“Uneasy lies the head that wears a crown,” wrote Shakespeare.
In today’s sports lingo, that means “everyone wants to beat the champ.”
That’s certainly the case when Mount Vernon native Chris Page drives in harness races at Scioto Downs near Columbus.
Page was the champion driver at Scioto in 2009 and he’s defending that title this year. The other drivers love to beat a horse that Page drives because they know they’re beating the track’s best. With two months left in the season, Page is once again the leading driver at Scioto Downs and is favored to win the title again.
In fact, the 26-year-old Page is one of the hottest young harness drivers in the United States. He is expected to compete in many races at the upcoming Knox County Fair.
The fairgrounds is where Page got his start with horses. He spent countless hours there helping his uncle, Roger Hall, starting when he was just a youngster. The love of racing runs in Chris Page’s blood.
“Uncle Roger is a hobby horseman,” he says. “He’s got a few broodmares. My cousins Tom and Erik are into racing, too. Erik is a mailman, but he trains horses.”
The Halls always had a few horses at the Knox County fairgrounds.
“I used to go out there every Saturday,” recalls Page, who still lives in Mount Vernon. “Then in the summers I’d be out there every day and go off to the races with them.”
In middle school, he played quarterback on the football team, but gave up the sport later because summer practices interfered with his time with the horses.
Many men in his family have been machinists and Page went to the Knox County Career Center with thoughts of pursuing that trade, but the love of horses won out. He studied equine science after high school and then served as an assistant to an equine veterinarian working at tracks.
“I learned a lot about lameness in horses and how to fix leg problems working with the vet,” Page says.
His real goal, however, was to become a successful driver. He watched video replays of races endlessly, and picked up pointers.

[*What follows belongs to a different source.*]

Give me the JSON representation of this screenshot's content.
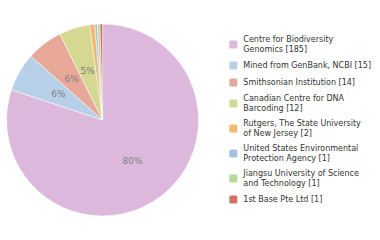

“I’d watch races from the Meadowlands track in New Jersey,” he said. “They have the best horses, best drivers, best trainers, and I’d follow my favorite driver, John Campbell, to see how he drove. He’s a real class act.”
Page picked his role model well. Campbell, now 55, has won every major event in harness racing, many of them several times. He’s won more than 10,000 races and horses he’s driven have earned more than $270 million.
Page’s mother knows the ups and downs of racing and advised her son to keep horses as a hobby instead of a livelihood, but once he started driving his talents became apparent.
Page won his first race at the Champaign County Fair in Urbana in 2001, driving Titanic Fella to victory by a nose.
His breakthrough year was 2006 when he won 85 times in 750 races. His talent was beginning to be noticed by other horsemen in the Buckeye State and they were calling upon Chris to drive their best horses.
Last year Page drove 1,737 races and took 351 trips to the winner’s circle, almost one per day. Horses he drove earned more than $1.4 million. It was his best year by far and he achieved a Universal Driving Rating (comparable to a batting average in baseball) of .326.
Page’s style of driving is aggressive, often because he’s driving the favorite in a race and feels that he must give the horse a chance to win. You seldom see a horse driven by Chris Page lagging far back in the field; he wants to be mixing it up with leaders whenever possible.
“I just want to do my very best for the trainer, the guy who spends all week with this horse, paying the vet bills, the shoeing bills,” says Page. “I want to put the horse in a position to win if it’s good enough to win.”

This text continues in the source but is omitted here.